Tuesday, April 23, 2002

How to Cash in Retirement to Pay Debt

How to Cash in Retirement to Pay Debt

If you are saddled with debt, cashing in your 401k or IRA might seem like a good idea. But it is important to evaluate all of your options before making that decision. In some cases, raiding your retirement nest egg can make sense, but it is important to understand both the short-term tax ramifications and the long-term financial pitfalls that could result from that decision.

Instructions

    1

    Consider your other options carefully before invading your retirement funds. You might be able to take out a loan from your 401k instead of withdrawing the money outright. You will, of course, have to pay the money back, but the money can be withheld from your paycheck, and you will be paying yourself back over time.

    2

    Calculate the taxes you will owe if you withdraw the money in your 401k or IRA before age 59-1/2. Depending on your circumstances you could be subject to a 20 percent tax penalty. You will also be required to pay ordinary income taxes on the money you withdraw.

    3

    Contact your employer and request the appropriate paperwork to process the withdrawal from your retirement plan. Fill out the paperwork completely and mail it to the address listed on the form.

    4

    Contact the brokerage firm or mutual fund company holding your IRA and ask to speak to a representative.
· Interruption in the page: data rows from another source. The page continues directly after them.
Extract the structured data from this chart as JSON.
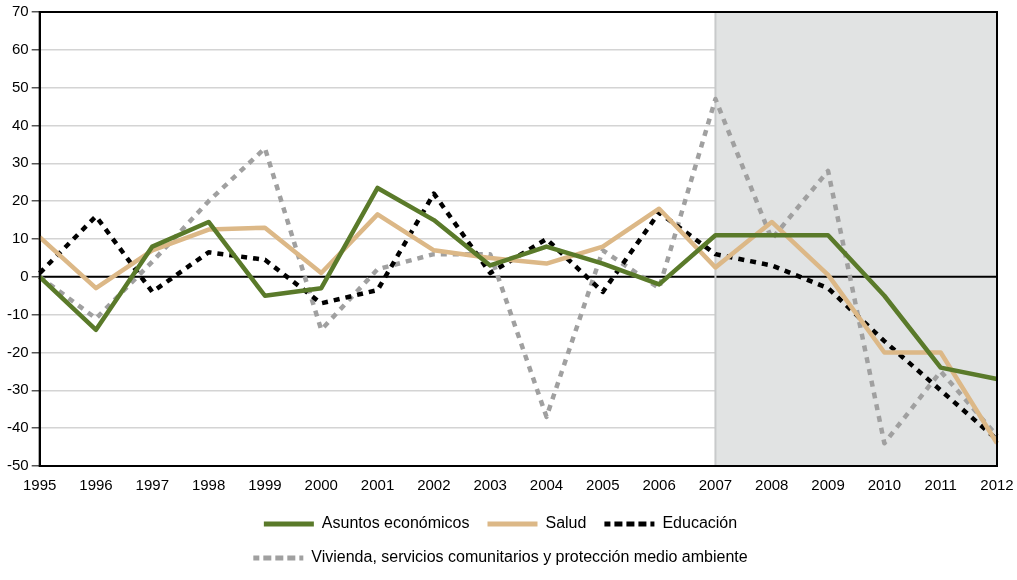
{
  "chart_data": {
    "type": "line",
    "categories": [
      "1995",
      "1996",
      "1997",
      "1998",
      "1999",
      "2000",
      "2001",
      "2002",
      "2003",
      "2004",
      "2005",
      "2006",
      "2007",
      "2008",
      "2009",
      "2010",
      "2011",
      "2012"
    ],
    "series": [
      {
        "name": "Asuntos económicos",
        "color": "#5a7a2a",
        "line_style": "solid",
        "values": [
          0,
          -14,
          8,
          14.5,
          -5,
          -3,
          23.5,
          15,
          3,
          8,
          3.5,
          -2,
          11,
          11,
          11,
          -5,
          -24,
          -27
        ]
      },
      {
        "name": "Salud",
        "color": "#dcb887",
        "line_style": "solid",
        "values": [
          10.5,
          -3,
          7,
          12.5,
          13,
          1,
          16.5,
          7,
          5,
          3.5,
          8,
          18,
          2.5,
          14.5,
          0.5,
          -20,
          -20,
          -44
        ]
      },
      {
        "name": "Educación",
        "color": "#000000",
        "line_style": "dotted",
        "values": [
          1,
          16,
          -4,
          6.5,
          4.5,
          -7,
          -3.5,
          22,
          1,
          10,
          -4,
          17,
          6,
          3,
          -3,
          -17,
          -30,
          -43
        ]
      },
      {
        "name": "Vivienda, servicios comunitarios y protección medio ambiente",
        "color": "#a0a0a0",
        "line_style": "dotted",
        "values": [
          0,
          -11,
          4,
          20,
          34,
          -14,
          2,
          6,
          6,
          -37,
          7,
          -3,
          47,
          10,
          28,
          -44,
          -25,
          -42
        ]
      }
    ],
    "ylim": [
      -50,
      70
    ],
    "yticks": [
      -50,
      -40,
      -30,
      -20,
      -10,
      0,
      10,
      20,
      30,
      40,
      50,
      60,
      70
    ],
    "grid": "y",
    "legend": "bottom",
    "marker": "none",
    "ref_lines": [
      {
        "axis": "y",
        "value": 0,
        "color": "#000000"
      },
      {
        "axis": "x",
        "value": "2007",
        "color": "#c8cacb"
      }
    ],
    "bands": [
      {
        "axis": "x",
        "from": "2007",
        "to": "2012",
        "color": "#e1e3e3"
      }
    ]
  }
}
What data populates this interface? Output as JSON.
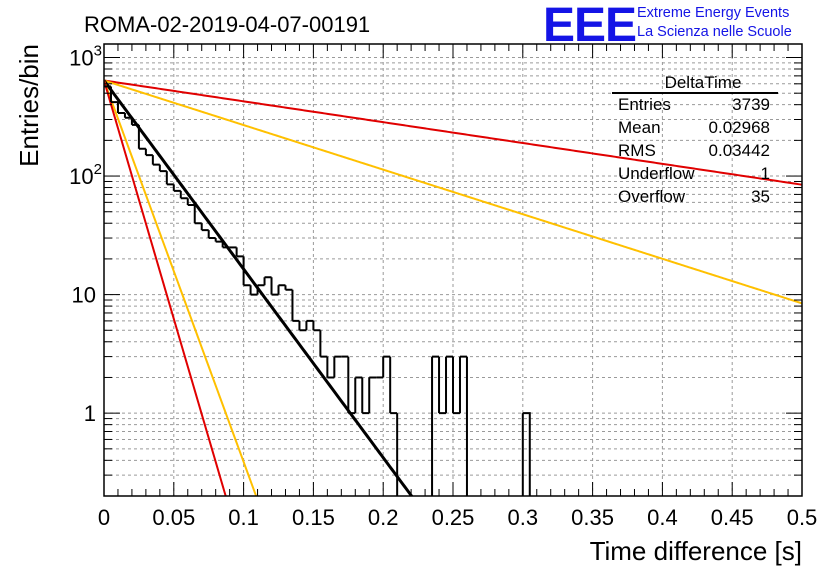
{
  "title": "ROMA-02-2019-04-07-00191",
  "logo": {
    "mark": "EEE",
    "line1": "Extreme Energy Events",
    "line2": "La Scienza nelle Scuole",
    "color": "#1414e6"
  },
  "stats_box": {
    "title": "DeltaTime",
    "rows": [
      {
        "label": "Entries",
        "value": "3739"
      },
      {
        "label": "Mean",
        "value": "0.02968"
      },
      {
        "label": "RMS",
        "value": "0.03442"
      },
      {
        "label": "Underflow",
        "value": "1"
      },
      {
        "label": "Overflow",
        "value": "35"
      }
    ]
  },
  "chart_data": {
    "type": "histogram",
    "title": "ROMA-02-2019-04-07-00191",
    "xlabel": "Time difference [s]",
    "ylabel": "Entries/bin",
    "xlim": [
      0,
      0.5
    ],
    "ylim": [
      0.2,
      1300
    ],
    "yscale": "log",
    "grid": true,
    "x_ticks": [
      "0",
      "0.05",
      "0.1",
      "0.15",
      "0.2",
      "0.25",
      "0.3",
      "0.35",
      "0.4",
      "0.45",
      "0.5"
    ],
    "y_ticks": [
      "1",
      "10",
      "10^2",
      "10^3"
    ],
    "histogram": {
      "bin_width": 0.005,
      "color": "#000000",
      "values": [
        570,
        420,
        340,
        310,
        270,
        170,
        150,
        125,
        110,
        85,
        75,
        65,
        57,
        40,
        35,
        30,
        28,
        25,
        25,
        21,
        12,
        10,
        12,
        14,
        10,
        12,
        11,
        6,
        5,
        6,
        5,
        3,
        2,
        3,
        3,
        1,
        2,
        1,
        2,
        2,
        3,
        1,
        0,
        0,
        0,
        0,
        0,
        3,
        1,
        3,
        1,
        3,
        0,
        0,
        0,
        0,
        0,
        0,
        0,
        0,
        1
      ]
    },
    "curves": [
      {
        "color": "#e00000",
        "A": 640,
        "tau": 0.247
      },
      {
        "color": "#ffc000",
        "A": 640,
        "tau": 0.1155
      },
      {
        "color": "#000000",
        "A": 640,
        "tau": 0.0273
      },
      {
        "color": "#ffc000",
        "A": 640,
        "tau": 0.0135
      },
      {
        "color": "#e00000",
        "A": 640,
        "tau": 0.0108
      }
    ]
  }
}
Inform the representative that you want to cash in part or all of your IRA. The representative will probably explain the tax ramifications of the decision to you so you can make an informed decision.

    5

    Ask the firm to send you a check for the proceeds of the retirement fund to your home address, or transfer the money to your bank account. If you have a bank account on file with the mutual fund or brokerage firm, they may be able to wire the funds directly into your account.

    6

    Delay doing your taxes until you receive all of your paperwork from the brokerage firm or mutual fund that held your retirement account. You will need to account for those funds, and pay any taxes due, when you complete your tax return.